Each Task of a Workflow can create huge data size (up to terabytes), so e.g. how can I do this in Flyte? My current manually approach is, that I create a new Parquet file and the next task read it. So how can I pass such large data structure from one task to the next one?
A lot of my tasks should use Spark with Sedona, but how can I append the Sedona dependencies into my Flyte tasks? Especially for Spark the Task code and the Spark cluster need the same version
Can I setup my own Spark cluster and how can I use this in Flyte, I have seen the TearUp/TearDown mechanism, but can be this replaced by a static Spark cluster?
I have deployed Flyte and I see there will be created a lot of namespaces e.g. for production, development etc and if I create a main Spark cluster how the communication inside the K8 is defined, because with that solution my Spark Master must be available from outside
Can I add C++ tasks? If I need to create an wrapper for that is this possible? I need some numerical algorithms which are have mostly C++ libraries and also used MPI as dependency

posted by @flashpixx in slack

Answered by kumare3

Oct 18, 2021

@flashpixx, Firstly thank you for considering Flyte and such a detailed question. I will try to answer it by answering your subquestions and then dive into details for anything else.

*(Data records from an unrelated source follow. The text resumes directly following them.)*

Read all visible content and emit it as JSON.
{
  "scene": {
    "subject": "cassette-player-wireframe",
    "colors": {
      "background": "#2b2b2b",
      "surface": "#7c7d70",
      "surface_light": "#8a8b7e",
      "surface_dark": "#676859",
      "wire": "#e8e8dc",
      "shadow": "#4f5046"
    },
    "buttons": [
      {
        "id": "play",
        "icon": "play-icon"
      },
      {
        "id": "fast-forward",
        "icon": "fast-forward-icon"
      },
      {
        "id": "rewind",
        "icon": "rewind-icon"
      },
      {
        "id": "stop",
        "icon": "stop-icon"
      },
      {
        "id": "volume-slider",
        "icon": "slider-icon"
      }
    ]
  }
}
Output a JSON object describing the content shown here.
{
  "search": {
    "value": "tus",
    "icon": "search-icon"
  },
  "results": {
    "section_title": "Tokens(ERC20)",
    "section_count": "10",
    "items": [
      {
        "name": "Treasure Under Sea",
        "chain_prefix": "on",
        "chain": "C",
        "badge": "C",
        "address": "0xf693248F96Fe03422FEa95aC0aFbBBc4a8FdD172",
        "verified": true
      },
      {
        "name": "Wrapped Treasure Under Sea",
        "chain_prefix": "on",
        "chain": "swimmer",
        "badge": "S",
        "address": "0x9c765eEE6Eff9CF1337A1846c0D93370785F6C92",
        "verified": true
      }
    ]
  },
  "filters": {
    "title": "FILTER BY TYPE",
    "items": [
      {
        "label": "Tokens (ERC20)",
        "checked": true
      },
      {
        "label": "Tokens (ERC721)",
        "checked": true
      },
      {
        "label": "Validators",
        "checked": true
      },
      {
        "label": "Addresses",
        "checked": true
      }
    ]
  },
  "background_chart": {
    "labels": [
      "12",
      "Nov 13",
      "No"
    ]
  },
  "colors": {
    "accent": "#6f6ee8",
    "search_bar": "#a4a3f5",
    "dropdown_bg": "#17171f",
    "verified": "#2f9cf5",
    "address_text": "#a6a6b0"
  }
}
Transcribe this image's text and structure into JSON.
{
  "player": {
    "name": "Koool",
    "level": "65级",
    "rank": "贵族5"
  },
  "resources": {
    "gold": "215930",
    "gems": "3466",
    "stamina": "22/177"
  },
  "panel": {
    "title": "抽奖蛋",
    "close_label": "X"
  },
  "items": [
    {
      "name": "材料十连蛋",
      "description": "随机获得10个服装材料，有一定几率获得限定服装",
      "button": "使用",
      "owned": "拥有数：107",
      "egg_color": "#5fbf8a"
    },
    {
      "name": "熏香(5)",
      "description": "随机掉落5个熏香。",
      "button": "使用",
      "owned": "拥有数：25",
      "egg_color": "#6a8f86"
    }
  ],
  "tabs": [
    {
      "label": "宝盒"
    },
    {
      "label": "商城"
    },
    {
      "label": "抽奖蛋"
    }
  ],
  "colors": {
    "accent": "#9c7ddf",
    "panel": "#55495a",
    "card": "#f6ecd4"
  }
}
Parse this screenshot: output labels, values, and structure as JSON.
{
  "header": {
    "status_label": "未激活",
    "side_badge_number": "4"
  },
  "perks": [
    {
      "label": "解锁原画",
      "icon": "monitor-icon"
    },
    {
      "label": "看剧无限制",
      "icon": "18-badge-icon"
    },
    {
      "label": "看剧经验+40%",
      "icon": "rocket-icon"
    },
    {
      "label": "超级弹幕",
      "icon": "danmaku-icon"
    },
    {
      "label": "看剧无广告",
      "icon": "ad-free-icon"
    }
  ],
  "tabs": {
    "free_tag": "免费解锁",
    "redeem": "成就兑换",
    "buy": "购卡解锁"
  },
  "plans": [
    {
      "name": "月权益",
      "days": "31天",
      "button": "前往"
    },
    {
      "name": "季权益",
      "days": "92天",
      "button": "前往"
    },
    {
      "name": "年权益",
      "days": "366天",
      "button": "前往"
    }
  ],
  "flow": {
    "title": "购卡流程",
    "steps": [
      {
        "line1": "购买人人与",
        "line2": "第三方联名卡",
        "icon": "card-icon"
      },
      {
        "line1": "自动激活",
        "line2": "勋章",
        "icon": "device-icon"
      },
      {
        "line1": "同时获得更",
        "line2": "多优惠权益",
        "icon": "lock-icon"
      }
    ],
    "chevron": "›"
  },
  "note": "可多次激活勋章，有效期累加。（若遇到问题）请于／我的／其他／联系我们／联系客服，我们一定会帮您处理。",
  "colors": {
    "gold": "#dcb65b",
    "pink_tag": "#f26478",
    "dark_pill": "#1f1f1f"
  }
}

I'm building a SaaS platform where my users can define their own workflows, so Flyte can be part of this solution, but my users should be able to see the Flyte UI directly, so everything should be hidden for my users with an own frontend

This is perfectly valid and what Flyte is designed for. FlyteConsole uses the Flyte Control plane APIs to visualize an execution. Everything in Flyte is API First and controlled by an API. All registrations are done through an API, all executions can be invoked from the API…

View full answer

kumare3 · 2021-10-18T23:34:28Z

kumare3
Oct 18, 2021
Maintainer Author

@flashpixx, Firstly thank you for considering Flyte and such a detailed question. I will try to answer it by answering your subquestions and then dive into details for anything else.

I'm building a SaaS platform where my users can define their own workflows, so Flyte can be part of this solution, but my users should be able to see the Flyte UI directly, so everything should be hidden for my users with an own frontend

This is perfectly valid and what Flyte is designed for. FlyteConsole uses the Flyte Control plane APIs to visualize an execution. Everything in Flyte is API First and controlled by an API. All registrations are done through an API, all executions can be invoked from the API and all visualization of execution status are driven by the API. These APIs are pretty stable and we do not make backwards incompatible changes, barring a major version release. Even when we do release 1.0.0 it will be mostly removing deprecated fields and cleaning up the API. There should be none or extremely minor change to the client if at all required. Infact, we have 3 friendly clients built for the API

Python Client & programmatic interface
Golang Client
a TypeScript client used by flyteConsole
You can generate your own client from the protobuf spec (we publish a few and plan to make it extremely easy to build one using buf) in the future

You should be able to build a UI on top of the API, infact some of our users have already done that like Striveworks and Latch.bio

for geo-spatial procession I'm using Apache Sedona which needs for a K8 Pod 10 GB of memory

You can always customize the amount of CPU/Mem required for t task

data can be stored as CSV files or Apache Parquet

Flyte has a type system that is greatly suited for unstructured datasets

My users on the SaaS should create their own workflows, so can I create workflows e.g. on Flyte with a REST-API from my backend? The user should say "here are my data files a.txt, b.txt, use Task A, than Task B for that processing"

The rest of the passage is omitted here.